Single people are having their moment. Findings from the Current Population Survey show that in the U.S., there are now 117.9 million adults, 18 and older, who are divorced or widowed or have been single all their lives. That’s up a whopping 115.8 million from a year ago.

In just a few years we have shifted our priorities and developed a new set of values when it comes to how we live our lives. More of us are choosing to be single and what our colleagues, friends and parents want, in most cases, is not what we want. In our new work life, jumping from job to job is fine and turning 30 while still living with roommates is completely normal. We are more sexually open, more digitally connected and we have created new lifestyles that work for us as individuals. 

This trend doesn’t look like it’s slowing down. According to Psychology Today, there are indications that the number of lifelong single people may increase dramatically in the coming years. For example, the Pew Research Center estimates that by the time today’s young adults in the U.S. reach the age of 50, about 25 percent of them will have been single their whole lives. To have a collective of 50-year-olds in which 1 out of 4 have never been married will transform the social, political, and economic landscape in ways advertisers cannot yet fully imagine. People are now searching for self-expression, independence and experiences, before looking for a relationship, marriage and children.

Single life is no longer underestimated by society and is being celebrated. Being single is about having the freedom to completely control the rhythm of your life, and all of the decisions that go along with that.

Singles are also tasting economic freedom by gaining a lot of confidence and empowerment, in their consumption habits. 84% of American singles appreciate that they don't have to fight about money and believe that economic freedom is much easier to satisfy than their own needs.

We are seeing this reflected in our culture and there is a growing number of creators, television and film characters and cultural icons redefining the individual experience. In terms of women particularly, we see how the entertainment industry is moving on from the idea of the sad, lonely single gal to the liberated, imperfect and unapologetic woman living a life without compromise.

So, let’s consider the implications this has for brands.


Almost 60 million households in the United States are maintained by single people and according to a survey, the households of single women are not reflected in advertising. They are a different group of consumers, bringing with them a new set of values, habits and needs and they don’t want to be labeled simply as "singles".

The concept of being single is being redefined to mean that a person who is alone, is very motivated, satisfied and above all, content with his/her life and this marks a change in the expectations of individual consumers.

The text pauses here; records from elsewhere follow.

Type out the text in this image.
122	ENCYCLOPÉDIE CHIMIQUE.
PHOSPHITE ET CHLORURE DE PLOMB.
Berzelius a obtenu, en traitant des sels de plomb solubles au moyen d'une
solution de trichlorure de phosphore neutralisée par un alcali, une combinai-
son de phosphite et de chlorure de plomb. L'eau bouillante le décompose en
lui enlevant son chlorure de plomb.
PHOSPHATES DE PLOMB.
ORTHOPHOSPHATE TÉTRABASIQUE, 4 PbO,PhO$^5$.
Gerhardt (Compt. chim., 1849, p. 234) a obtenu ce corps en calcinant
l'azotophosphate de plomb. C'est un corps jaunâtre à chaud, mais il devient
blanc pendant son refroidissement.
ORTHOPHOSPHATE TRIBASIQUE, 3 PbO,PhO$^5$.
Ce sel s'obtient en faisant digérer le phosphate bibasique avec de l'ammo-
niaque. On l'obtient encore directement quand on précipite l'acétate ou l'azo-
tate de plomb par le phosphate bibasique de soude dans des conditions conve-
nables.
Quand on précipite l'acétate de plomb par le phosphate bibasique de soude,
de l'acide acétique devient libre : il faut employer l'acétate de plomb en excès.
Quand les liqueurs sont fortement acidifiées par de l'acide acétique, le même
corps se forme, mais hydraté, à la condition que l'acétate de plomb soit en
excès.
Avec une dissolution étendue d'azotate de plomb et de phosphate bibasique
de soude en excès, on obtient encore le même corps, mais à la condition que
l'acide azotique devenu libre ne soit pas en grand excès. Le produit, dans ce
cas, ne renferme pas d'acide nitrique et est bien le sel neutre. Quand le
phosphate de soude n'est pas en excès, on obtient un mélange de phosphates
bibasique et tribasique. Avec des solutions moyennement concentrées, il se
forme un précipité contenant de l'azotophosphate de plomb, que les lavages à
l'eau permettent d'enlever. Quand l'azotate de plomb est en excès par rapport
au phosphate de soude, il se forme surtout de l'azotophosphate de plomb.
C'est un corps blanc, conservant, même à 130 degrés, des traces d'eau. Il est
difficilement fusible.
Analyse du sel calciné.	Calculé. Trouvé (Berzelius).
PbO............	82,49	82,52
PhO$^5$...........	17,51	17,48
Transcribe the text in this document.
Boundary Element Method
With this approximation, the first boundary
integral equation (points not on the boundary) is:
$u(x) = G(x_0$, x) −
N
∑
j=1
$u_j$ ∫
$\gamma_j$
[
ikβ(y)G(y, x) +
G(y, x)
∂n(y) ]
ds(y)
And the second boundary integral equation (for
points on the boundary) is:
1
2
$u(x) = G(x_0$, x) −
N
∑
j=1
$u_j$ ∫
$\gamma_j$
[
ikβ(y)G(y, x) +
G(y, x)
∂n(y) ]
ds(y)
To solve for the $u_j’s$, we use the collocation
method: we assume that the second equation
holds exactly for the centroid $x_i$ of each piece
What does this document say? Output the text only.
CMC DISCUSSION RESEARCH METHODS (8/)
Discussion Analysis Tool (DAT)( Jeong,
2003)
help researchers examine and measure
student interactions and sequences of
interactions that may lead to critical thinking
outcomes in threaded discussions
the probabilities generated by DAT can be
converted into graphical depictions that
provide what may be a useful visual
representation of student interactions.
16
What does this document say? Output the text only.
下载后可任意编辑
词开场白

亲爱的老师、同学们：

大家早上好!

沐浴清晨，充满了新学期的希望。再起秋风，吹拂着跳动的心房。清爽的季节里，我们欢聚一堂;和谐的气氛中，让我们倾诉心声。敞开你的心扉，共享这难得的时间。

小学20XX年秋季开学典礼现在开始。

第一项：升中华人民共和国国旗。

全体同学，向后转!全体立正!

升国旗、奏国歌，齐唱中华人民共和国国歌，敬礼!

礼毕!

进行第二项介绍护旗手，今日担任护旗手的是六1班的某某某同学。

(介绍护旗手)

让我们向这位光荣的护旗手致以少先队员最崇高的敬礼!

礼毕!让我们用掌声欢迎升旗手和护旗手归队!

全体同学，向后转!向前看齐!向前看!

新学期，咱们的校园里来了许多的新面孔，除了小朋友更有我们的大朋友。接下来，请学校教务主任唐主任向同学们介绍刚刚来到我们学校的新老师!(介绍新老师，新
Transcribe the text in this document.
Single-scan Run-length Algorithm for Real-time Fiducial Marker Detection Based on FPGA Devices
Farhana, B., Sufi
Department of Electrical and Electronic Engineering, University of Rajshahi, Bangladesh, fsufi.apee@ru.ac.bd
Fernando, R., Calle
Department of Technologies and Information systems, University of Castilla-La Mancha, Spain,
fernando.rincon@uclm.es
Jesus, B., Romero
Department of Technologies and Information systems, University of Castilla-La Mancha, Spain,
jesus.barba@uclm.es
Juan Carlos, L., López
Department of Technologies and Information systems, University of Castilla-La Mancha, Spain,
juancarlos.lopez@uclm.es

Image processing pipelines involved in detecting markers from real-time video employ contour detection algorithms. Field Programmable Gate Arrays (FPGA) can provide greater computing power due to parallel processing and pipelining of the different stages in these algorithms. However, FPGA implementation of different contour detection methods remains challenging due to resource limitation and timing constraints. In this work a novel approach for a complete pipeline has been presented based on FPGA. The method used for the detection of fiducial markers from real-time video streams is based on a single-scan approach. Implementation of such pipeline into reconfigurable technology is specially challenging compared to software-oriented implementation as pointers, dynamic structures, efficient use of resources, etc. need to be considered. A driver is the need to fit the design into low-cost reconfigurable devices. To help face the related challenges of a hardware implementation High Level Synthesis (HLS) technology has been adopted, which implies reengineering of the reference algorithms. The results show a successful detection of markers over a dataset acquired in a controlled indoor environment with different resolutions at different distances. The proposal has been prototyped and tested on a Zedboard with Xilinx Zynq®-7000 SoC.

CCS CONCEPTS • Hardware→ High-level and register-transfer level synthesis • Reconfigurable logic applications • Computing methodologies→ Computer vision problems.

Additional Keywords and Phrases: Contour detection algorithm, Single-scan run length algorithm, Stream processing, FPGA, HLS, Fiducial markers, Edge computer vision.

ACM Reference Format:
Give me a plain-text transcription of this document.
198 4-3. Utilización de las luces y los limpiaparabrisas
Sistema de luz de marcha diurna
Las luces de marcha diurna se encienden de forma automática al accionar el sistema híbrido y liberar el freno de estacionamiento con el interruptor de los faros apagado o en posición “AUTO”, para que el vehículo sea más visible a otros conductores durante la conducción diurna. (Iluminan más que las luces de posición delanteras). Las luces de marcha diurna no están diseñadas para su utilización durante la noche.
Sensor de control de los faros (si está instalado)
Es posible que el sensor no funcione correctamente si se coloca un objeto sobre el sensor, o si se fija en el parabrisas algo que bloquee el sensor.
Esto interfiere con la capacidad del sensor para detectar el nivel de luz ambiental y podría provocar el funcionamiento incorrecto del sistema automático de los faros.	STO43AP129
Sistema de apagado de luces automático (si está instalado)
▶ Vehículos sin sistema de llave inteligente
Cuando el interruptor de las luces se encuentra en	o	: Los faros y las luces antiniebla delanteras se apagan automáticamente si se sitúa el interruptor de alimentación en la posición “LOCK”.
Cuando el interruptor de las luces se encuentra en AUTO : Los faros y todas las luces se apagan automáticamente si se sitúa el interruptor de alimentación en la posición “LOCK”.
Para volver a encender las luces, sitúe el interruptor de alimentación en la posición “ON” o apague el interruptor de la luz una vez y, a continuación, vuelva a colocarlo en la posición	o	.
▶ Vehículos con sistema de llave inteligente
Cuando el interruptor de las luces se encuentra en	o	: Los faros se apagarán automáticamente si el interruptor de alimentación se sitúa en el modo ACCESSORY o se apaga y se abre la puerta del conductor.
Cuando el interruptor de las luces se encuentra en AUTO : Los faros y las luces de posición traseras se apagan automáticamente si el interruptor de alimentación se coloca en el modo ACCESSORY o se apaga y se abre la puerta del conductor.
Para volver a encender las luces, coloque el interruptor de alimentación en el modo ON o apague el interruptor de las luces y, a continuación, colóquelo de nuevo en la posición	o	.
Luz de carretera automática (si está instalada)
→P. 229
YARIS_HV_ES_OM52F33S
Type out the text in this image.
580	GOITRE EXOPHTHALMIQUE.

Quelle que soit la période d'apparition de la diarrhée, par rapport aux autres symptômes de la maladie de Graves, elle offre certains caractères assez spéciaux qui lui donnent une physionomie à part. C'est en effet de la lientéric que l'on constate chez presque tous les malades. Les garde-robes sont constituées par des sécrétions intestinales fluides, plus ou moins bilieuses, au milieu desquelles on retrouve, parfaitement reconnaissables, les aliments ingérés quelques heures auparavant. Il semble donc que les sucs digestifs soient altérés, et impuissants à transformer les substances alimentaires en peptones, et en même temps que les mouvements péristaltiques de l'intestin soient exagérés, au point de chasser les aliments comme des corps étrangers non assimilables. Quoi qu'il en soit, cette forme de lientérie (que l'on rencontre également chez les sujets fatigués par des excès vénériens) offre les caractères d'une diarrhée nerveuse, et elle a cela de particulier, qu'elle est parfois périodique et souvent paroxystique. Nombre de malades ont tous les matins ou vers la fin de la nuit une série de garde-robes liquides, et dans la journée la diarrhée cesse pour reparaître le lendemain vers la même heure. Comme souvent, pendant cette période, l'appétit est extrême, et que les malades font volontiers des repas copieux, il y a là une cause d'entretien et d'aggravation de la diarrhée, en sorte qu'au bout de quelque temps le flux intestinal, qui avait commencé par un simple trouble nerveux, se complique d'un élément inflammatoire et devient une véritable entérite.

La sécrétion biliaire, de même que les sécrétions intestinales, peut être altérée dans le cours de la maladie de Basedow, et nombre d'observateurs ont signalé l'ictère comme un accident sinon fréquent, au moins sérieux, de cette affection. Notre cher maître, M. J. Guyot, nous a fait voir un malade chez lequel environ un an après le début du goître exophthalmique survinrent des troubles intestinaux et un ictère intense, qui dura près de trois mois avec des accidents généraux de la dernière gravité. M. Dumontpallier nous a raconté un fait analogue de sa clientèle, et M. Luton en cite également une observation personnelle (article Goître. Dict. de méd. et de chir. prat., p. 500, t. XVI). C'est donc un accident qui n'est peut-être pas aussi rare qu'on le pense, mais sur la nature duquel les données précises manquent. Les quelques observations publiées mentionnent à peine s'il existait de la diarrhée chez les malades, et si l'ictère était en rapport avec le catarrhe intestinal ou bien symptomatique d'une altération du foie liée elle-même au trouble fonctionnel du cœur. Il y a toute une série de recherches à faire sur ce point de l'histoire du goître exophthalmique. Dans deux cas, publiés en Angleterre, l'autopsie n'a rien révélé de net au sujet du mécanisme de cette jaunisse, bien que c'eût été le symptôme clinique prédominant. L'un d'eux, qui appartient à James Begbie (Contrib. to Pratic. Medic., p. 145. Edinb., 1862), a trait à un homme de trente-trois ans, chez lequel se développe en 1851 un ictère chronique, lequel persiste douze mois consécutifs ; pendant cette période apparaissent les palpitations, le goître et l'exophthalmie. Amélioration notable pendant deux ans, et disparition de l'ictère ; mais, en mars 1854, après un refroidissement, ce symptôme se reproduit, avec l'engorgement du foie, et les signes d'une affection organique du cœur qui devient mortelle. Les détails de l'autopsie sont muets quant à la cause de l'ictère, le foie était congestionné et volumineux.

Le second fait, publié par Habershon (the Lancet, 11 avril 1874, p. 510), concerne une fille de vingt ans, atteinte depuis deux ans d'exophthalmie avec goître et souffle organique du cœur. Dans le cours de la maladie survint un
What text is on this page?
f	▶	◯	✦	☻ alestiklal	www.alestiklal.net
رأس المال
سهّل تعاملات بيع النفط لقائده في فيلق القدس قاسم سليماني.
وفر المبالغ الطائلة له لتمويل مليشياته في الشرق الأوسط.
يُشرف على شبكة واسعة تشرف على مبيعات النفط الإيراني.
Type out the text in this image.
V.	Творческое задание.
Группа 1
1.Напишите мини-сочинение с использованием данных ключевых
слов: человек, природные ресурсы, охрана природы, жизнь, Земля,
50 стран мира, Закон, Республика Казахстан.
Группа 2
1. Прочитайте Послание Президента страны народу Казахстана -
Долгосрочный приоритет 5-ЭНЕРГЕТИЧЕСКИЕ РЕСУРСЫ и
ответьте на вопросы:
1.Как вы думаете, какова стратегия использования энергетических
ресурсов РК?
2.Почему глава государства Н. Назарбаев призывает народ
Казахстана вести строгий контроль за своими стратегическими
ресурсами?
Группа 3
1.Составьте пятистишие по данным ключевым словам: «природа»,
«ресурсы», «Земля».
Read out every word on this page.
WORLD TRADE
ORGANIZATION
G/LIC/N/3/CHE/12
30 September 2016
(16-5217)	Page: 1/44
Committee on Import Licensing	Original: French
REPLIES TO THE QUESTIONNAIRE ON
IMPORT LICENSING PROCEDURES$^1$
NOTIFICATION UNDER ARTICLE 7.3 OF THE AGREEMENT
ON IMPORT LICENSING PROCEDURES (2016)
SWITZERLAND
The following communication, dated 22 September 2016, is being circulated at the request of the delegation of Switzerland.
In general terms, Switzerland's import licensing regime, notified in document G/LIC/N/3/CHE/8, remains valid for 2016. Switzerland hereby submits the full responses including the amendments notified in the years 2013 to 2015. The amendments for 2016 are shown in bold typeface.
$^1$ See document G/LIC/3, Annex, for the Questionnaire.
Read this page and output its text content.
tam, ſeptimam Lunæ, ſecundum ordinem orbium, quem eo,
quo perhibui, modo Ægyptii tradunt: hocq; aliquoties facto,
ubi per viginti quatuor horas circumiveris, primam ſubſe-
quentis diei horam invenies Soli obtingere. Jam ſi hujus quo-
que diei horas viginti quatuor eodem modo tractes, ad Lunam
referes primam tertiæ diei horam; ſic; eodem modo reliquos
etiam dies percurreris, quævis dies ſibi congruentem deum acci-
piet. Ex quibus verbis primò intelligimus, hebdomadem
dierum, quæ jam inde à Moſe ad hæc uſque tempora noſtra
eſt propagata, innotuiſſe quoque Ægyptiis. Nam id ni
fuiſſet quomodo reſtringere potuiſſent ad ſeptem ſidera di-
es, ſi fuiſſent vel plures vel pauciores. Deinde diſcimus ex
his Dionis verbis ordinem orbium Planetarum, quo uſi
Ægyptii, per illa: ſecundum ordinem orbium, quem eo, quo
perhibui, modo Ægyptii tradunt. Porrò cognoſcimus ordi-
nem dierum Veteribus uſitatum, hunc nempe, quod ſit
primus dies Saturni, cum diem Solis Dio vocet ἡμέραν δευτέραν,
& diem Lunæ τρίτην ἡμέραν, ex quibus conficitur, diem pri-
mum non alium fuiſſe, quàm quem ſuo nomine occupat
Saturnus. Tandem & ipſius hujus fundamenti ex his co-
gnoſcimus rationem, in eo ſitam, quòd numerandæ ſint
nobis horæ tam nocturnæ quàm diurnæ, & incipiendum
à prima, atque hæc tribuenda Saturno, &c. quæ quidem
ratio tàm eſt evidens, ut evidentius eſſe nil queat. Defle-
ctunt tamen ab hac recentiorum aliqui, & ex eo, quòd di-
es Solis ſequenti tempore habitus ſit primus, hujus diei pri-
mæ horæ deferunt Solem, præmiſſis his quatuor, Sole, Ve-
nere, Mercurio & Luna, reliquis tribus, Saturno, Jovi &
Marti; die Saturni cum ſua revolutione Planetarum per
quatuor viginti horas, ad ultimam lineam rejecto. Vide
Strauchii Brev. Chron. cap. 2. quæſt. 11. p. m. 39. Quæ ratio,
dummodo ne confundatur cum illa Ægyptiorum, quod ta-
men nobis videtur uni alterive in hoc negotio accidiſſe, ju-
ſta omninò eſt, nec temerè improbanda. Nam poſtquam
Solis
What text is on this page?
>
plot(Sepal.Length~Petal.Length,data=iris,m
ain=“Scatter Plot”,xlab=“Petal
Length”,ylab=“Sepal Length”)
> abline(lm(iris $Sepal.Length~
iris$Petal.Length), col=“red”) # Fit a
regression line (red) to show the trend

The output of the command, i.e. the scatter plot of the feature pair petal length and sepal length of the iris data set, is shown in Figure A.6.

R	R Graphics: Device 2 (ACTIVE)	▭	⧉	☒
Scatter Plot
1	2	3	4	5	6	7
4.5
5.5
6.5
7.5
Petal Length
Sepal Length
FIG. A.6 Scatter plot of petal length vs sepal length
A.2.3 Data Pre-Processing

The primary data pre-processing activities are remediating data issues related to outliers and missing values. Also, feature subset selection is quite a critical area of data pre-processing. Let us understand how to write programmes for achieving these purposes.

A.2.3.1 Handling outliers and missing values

In fact, the UN report “Progress of the World’s Women 2019-2020 concluded that delaying or never getting married has enabled women to complete their education gain a stronger foothold in the labor market, and support themselves financially. Giving them the purchasing power that brands should be after.

The idea that a single person is just a part of a group that hasn't happened yet is just ridiculous. Single people are a fast growing consumer force that is poised to reject cliché advertising and condescending narratives and they will use their purchasing power and online savvy to make themselves heard and represented.

Brands should definitely not waste this opportunity.